Coming from a mindset where I thought I didn’t believe in any religion to doing a virtual 180-degree turnaround and willingly submitting myself to Allah (SWT) has been an amazing spiritual journey and one I’ll be eternally thankful for.
As a revert, there are several aspects of learning and teaching others about Islam that I can only imagine was immensely more difficult in the time period the Prophet (PBUH) lived.
I come from a place where religion was not exactly top priority, where devotion was more of an option that rose when hardship struck. I wasn’t raised with a strict sense of religious obligation. For a good bit of my life, I wasn’t even aware of my denomination. I remember having to ask my father what my religion was and what that meant. My family is split between Catholicism and the Pentecostal denomination of Christianity. As a result, I grew up following traditions that celebrated Good Friday, Easter Sunday, and Christmas. However, the religious practices never went much further than that, and I wasn’t satisfied with those practices.

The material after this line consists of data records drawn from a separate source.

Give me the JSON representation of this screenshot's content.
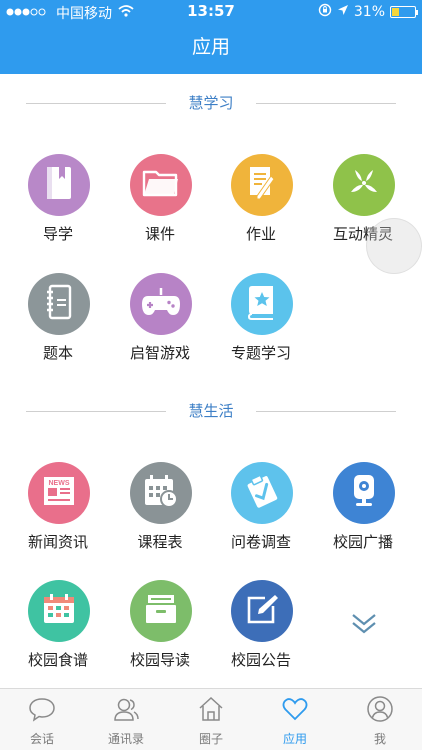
{
  "status_bar": {
    "carrier": "中国移动",
    "time": "13:57",
    "battery_text": "31%",
    "battery_level": 0.31
  },
  "nav": {
    "title": "应用"
  },
  "sections": [
    {
      "title": "慧学习",
      "apps": [
        {
          "label": "导学",
          "icon": "book-icon",
          "color": "#b888c8"
        },
        {
          "label": "课件",
          "icon": "folder-icon",
          "color": "#e8738a"
        },
        {
          "label": "作业",
          "icon": "document-pen-icon",
          "color": "#f0b43b"
        },
        {
          "label": "互动精灵",
          "icon": "sprite-icon",
          "color": "#8fc24a"
        },
        {
          "label": "题本",
          "icon": "notebook-icon",
          "color": "#8c9699"
        },
        {
          "label": "启智游戏",
          "icon": "gamepad-icon",
          "color": "#b783c6"
        },
        {
          "label": "专题学习",
          "icon": "star-book-icon",
          "color": "#5bc3ec"
        }
      ]
    },
    {
      "title": "慧生活",
      "apps": [
        {
          "label": "新闻资讯",
          "icon": "news-icon",
          "color": "#e96f8b",
          "icon_text": "NEWS"
        },
        {
          "label": "课程表",
          "icon": "calendar-clock-icon",
          "color": "#8a9396"
        },
        {
          "label": "问卷调查",
          "icon": "survey-icon",
          "color": "#5ec2ec"
        },
        {
          "label": "校园广播",
          "icon": "broadcast-camera-icon",
          "color": "#3e84d4"
        },
        {
          "label": "校园食谱",
          "icon": "menu-calendar-icon",
          "color": "#3fc3a2"
        },
        {
          "label": "校园导读",
          "icon": "archive-box-icon",
          "color": "#7dbd6a"
        },
        {
          "label": "校园公告",
          "icon": "notice-edit-icon",
          "color": "#3d6eb8"
        }
      ]
    }
  ],
  "tabs": [
    {
      "label": "会话",
      "icon": "chat-bubble-icon",
      "active": false
    },
    {
      "label": "通讯录",
      "icon": "contacts-icon",
      "active": false
    },
    {
      "label": "圈子",
      "icon": "home-icon",
      "active": false
    },
    {
      "label": "应用",
      "icon": "heart-icon",
      "active": true
    },
    {
      "label": "我",
      "icon": "user-icon",
      "active": false
    }
  ],
  "colors": {
    "primary": "#2f9bee",
    "section_title": "#3d7fc6",
    "tab_inactive": "#7a7a7a"
  }
}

It bothered me that my family members would participate in blatantly sinful acts throughout the entire week, yet vehemently attest to a religion they didn’t truly follow on Sunday in church. It went beyond my family — friends, associates, and everyone else around me seemed lost, and haphazardly participating in these traditions without any true drive or virtue. Yet, this was my introduction to religion; what I was told was acceptable. Between that and the extremist, overzealous family members who refused to so much as allow women the opportunity to speak for themselves lest it go against God’s will, I was left with a religion full of blatantly obvious holes which no one seemed willing or able to address or explain to me.
It is said the Prophet used to separate himself from his own people in order to find some sort of semblance of self, tranquility, and purpose. For this reason, Mount Hijra is one of the most popular sites visited during hajj (spiritual pilgrimage).

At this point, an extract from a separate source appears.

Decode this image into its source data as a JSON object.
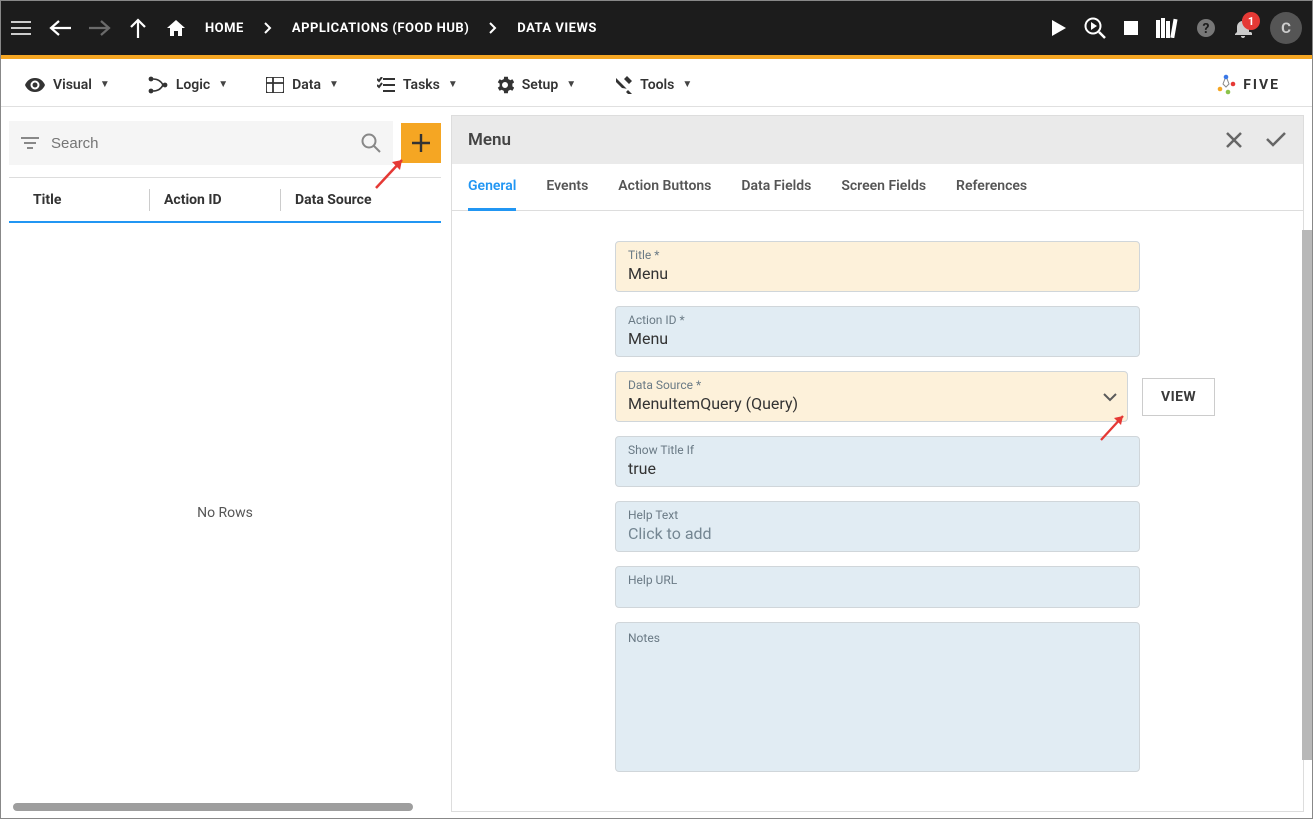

I responded in a similar way. Seeing as New York City is lacking in caves nowadays, I made do with empty bedrooms, where I would try my hand at meditation. To a certain extent, it did help. I was able to relax, and sometimes I was even able to address issues I was facing. However, I had no sense of guidance. I always felt alone, lost, and wandering in a world where no answers were offered. Perhaps it was my adolescent melancholy, but everything I tried just wasn’t enough. I had gotten to the point where I thought religion just wasn’t for me; maybe there was no great entity. I certainly didn’t believe in the God I was taught to look to as a child.
It is this sense of questioning and loss that helped me identify with Prophet Muhammad, especially in my early excursions into Islam. I knew exactly what it felt like to question the purpose of existence, but see no answers in the wild society in which I lived. While I certainly didn’t meet with the angel Gabriel greeting me firsthand and telling me to read as the Prophet did, Islam came abruptly into my life, and even though I initially fled from its message, I eventually came to embrace and prosper through it.

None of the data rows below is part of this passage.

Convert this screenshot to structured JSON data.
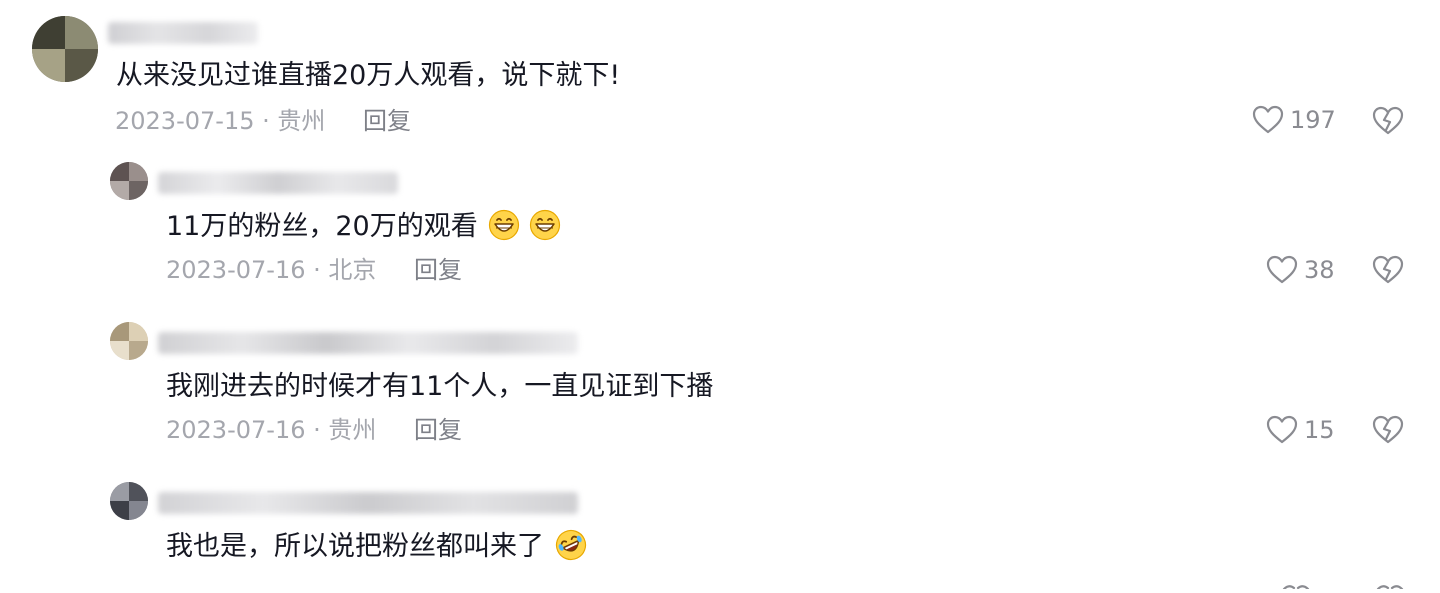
{
  "comments": [
    {
      "text": "从来没见过谁直播20万人观看，说下就下!",
      "date": "2023-07-15",
      "sep": "·",
      "location": "贵州",
      "reply_label": "回复",
      "likes": "197",
      "like_icon": "heart-outline-icon",
      "dislike_icon": "broken-heart-icon"
    },
    {
      "text": "11万的粉丝，20万的观看",
      "emojis": [
        "grin-emoji",
        "grin-emoji"
      ],
      "date": "2023-07-16",
      "sep": "·",
      "location": "北京",
      "reply_label": "回复",
      "likes": "38"
    },
    {
      "text": "我刚进去的时候才有11个人，一直见证到下播",
      "date": "2023-07-16",
      "sep": "·",
      "location": "贵州",
      "reply_label": "回复",
      "likes": "15"
    },
    {
      "text": "我也是，所以说把粉丝都叫来了",
      "emojis": [
        "rofl-emoji"
      ]
    }
  ],
  "colors": {
    "text": "#161823",
    "meta": "#a4a6ad",
    "icon": "#8a8b91"
  }
}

I could never comprehend what life was like for Prophet Muhammad. I wasn’t ostracized for my reversion, I wasn’t threatened or run out of my hometown, and I certainly don’t have to fight wars to merely exist. However, I did struggle with my place in this world and the meaning of what it is for humans to exist. I was terrified by the idea of joining a brand new religion no one in my family practiced, and I certainly have to teach those around me about my new way of life.
Now that Ramadan is here, I am so thankful, so grateful, and so honored to my Prophet for giving me a gift he never thought to. Because of Islam, I finally have a purpose, guidance, and can build a relationship with God.
From one revert to another, I am blessed to be able to call myself a Muslim, thanks to the work and dedication of my Prophet.